4. Enhanced Auditability and Explainability of Evolution

  • Problem: While SmartLibrary versions components, the reasoning behind specific evolutions and the impact of those evolutions could be more explicit.
  • Proposed Solution:
    • When EvolveComponentTool creates a new version, ensure its metadata includes:
      • A clear link to the parent component ID.
      • The evolution_strategy used.
      • A summary of the changes prompt that led to this version.
      • A reference to key SmartMemory experience IDs or ComponentExperienceTracker data points that motivated the evolution (if applicable).
    • When an EvaluateComponentTool (Proposal 1) runs, link its evaluation report (or its ID in a new eat_component_evaluations collection) to the metadata of the evaluated component version in SmartLibrary.
    • This creates a richer audit trail for why components changed and how their performance was verified.

Impact

Implementing these enhancements will:

  • Make the autonomous evolution process more data-driven and robust.
  • Improve the quality and reliability of evolved components.
  • Provide better auditability and understanding of the evolutionary trajectory of the system.
  • Move EAT closer to its goal of supporting truly autonomous self-improving AI agent systems.

Acceptance Criteria

  • AC1 (Evaluation): EvaluateComponentTool is implemented and can be used by SystemAgent to assess newly evolved components against predefined benchmarks. Evaluation results are stored or linked appropriately.
  • AC2 (Prompting): SystemAgent (or EvolutionStrategistAgent) demonstrates the ability to use ContextBuilderTool to gather context from SmartMemory to construct more informed prompts for EvolveComponentTool.
  • AC3 (Experimentation - Optional/Advanced): A mechanism exists (either via SystemAgent logic or a dedicated manager) to generate and evaluate multiple evolution candidates for a component.
  • AC4 (Auditability): Evolved components in SmartLibrary have enhanced metadata linking them to their evolution context (reason, strategy, motivating experiences, evaluation results).
  • AC5 (Demo): A new example script demonstrates the enhanced evolution loop, showcasing how SmartMemory data + explicit evaluation leads to better component versions.

Potential Challenges

  • Designing effective and generic benchmark tasks for diverse EAT components.
  • The complexity of SystemAgent's ReAct logic to orchestrate this enhanced evolution loop.
  • Managing the "population" of candidate evolutions if Proposal 3 is pursued.
  • Ensuring LLM-generated code for evolutions is consistently high quality and testable.

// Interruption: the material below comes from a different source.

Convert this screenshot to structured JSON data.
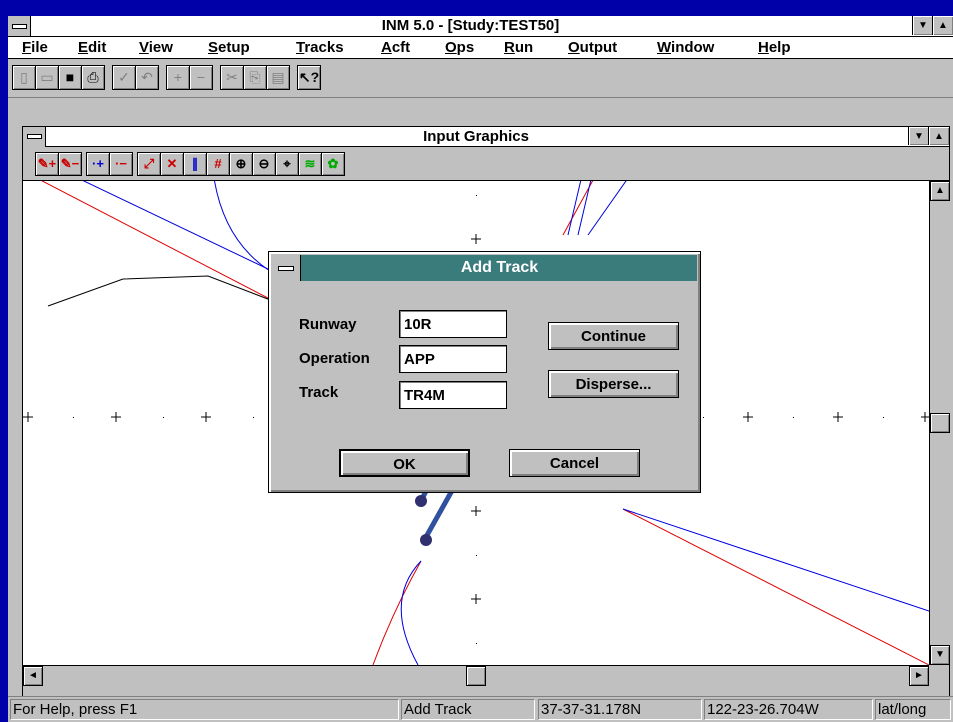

Next Steps (Post EAT-SM Verification)

  1. Prioritize the implementation of EvaluateComponentTool and the basic benchmark association mechanism (AC1).
  2. Focus on enhancing SystemAgent logic for data-driven evolution prompt construction (AC2).
  3. Improve metadata logging for evolved components (AC4).
  4. Develop the advanced experimental evolution and selection mechanism (AC3) as a follow-up.
  5. Create the demonstration script (AC5).

This set of enhancements aims to build upon the existing strengths of EAT, particularly its SmartMemory and SystemAgent-centric orchestration, to create a more powerful and verifiably effective autonomous evolution capability.